Grocery Shopping In Germany

One of the first things you will need to do when first moving to a different country seems fairly basic but can be daunting in a completely new culture. What I'm talking about is simply going out and buying groceries. It's inevitable and in my opinion is a really fun experience, but can also be frustrating as well. In your own country you can go on auto-pilot and make your way throughout the store without much thought. In another country not only do you have to deal with the language differences, but you are also presented with a lot of different items that you never even knew existed. Again, this can be fun but can make the experience a bit more difficult. To aide and help improve this potentially intimidating scenario, here are a few things that will help you to be more prepared.
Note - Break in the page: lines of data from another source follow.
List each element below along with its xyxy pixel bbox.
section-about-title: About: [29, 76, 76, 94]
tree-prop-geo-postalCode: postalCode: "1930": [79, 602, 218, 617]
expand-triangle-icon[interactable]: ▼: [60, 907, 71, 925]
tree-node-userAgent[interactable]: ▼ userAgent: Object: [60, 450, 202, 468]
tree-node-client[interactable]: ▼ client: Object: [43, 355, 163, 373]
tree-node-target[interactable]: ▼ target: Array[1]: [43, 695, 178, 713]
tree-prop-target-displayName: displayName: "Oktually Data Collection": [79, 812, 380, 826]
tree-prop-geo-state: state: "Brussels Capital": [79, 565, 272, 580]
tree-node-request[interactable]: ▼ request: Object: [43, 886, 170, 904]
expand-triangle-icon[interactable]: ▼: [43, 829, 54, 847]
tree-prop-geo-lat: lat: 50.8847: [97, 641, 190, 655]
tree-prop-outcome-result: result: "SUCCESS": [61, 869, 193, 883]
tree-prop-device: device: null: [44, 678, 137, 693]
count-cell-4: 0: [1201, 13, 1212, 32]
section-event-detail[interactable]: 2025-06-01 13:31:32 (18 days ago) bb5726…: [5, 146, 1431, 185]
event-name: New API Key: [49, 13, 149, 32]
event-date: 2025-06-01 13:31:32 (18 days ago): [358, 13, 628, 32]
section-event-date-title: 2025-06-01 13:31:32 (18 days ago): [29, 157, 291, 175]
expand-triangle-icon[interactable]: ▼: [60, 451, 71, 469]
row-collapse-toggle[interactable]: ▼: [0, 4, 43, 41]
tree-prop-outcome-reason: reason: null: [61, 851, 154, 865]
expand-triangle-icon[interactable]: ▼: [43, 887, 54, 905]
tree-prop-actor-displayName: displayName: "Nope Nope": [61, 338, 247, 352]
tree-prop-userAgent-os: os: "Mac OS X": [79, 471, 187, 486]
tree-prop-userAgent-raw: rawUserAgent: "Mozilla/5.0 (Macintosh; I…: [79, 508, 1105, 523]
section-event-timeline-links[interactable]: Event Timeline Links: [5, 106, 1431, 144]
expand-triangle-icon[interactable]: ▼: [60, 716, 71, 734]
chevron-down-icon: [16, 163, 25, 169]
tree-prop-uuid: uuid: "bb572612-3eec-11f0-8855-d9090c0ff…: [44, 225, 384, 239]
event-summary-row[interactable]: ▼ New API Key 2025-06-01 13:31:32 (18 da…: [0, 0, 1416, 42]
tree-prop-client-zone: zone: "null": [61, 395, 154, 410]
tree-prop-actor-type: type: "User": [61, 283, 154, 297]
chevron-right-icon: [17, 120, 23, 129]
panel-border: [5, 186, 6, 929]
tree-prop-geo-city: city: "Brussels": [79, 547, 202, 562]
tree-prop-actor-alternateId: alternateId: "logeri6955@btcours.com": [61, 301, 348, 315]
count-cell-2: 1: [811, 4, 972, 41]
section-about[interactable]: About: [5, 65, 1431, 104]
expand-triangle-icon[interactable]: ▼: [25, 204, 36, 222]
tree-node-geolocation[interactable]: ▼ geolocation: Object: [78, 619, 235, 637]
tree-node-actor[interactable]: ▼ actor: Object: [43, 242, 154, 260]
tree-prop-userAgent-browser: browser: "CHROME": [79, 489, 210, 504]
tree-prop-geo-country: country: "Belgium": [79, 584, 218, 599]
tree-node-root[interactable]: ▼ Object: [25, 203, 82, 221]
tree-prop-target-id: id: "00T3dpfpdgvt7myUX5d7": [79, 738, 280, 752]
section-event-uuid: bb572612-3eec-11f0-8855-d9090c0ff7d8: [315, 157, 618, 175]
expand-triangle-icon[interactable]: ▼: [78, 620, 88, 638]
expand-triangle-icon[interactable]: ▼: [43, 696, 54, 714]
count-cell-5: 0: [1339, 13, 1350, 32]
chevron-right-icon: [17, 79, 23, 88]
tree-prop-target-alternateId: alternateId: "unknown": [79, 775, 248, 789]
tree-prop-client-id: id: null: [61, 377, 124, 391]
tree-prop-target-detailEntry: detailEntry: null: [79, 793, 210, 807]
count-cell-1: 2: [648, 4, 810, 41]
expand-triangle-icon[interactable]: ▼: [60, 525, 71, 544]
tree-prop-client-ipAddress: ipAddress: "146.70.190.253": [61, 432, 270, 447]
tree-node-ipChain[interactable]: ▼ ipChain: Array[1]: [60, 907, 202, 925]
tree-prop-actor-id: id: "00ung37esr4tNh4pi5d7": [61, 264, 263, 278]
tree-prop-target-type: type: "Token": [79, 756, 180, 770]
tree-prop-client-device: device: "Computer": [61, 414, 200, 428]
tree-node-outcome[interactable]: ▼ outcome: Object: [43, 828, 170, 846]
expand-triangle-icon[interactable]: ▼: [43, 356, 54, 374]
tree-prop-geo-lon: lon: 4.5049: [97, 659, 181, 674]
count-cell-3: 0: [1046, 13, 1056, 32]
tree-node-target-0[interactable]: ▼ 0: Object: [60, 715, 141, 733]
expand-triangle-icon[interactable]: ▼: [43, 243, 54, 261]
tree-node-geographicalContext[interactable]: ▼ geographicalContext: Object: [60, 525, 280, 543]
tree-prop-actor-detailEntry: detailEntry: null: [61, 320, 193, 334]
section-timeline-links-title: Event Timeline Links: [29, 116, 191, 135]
1. One of the main differences you'll find is that you need to bring your own grocery bags, or be prepared to pay for a plastic one if you forgot to bring them with you. There are many different options for bags and here are some of the more popular ones:

The German Shopping Basket

These range from very basic woven baskets to intricate fabrics with pockets and all sorts of stuff.

The Shopping Tote or Roller Bag

Although this isn't ideal when rolling down cobblestone streets, I have to admit that I have been wanting one of these lately. I must be officially turning in a German.

Here are some other things you can do to be prepared:

2. Bring change if you want a shopping cart. Shopping carts require a one Euro deposit generally, and then when you return your cart you get your money back.

3. Weigh your produce! Fruits and veggies in most stores need to be weighed before they're bagged.

4. Batteries and plastic bottles are returned at the grocery store....and the gas station, and other stores as well. There are bottle machines to return your plastic bottles and you get money back for them. Not all bottles can be returned, but most of them can.

5. As an expat, it's a good idea to either have your iphone handy or be sure to translate your grocery list before you leave. This goes especially for things like spices and items that you might have a hard time discerning from one another.

And as always, German grocery stores are closed on Sundays so make sure you get your shopping done on Saturday!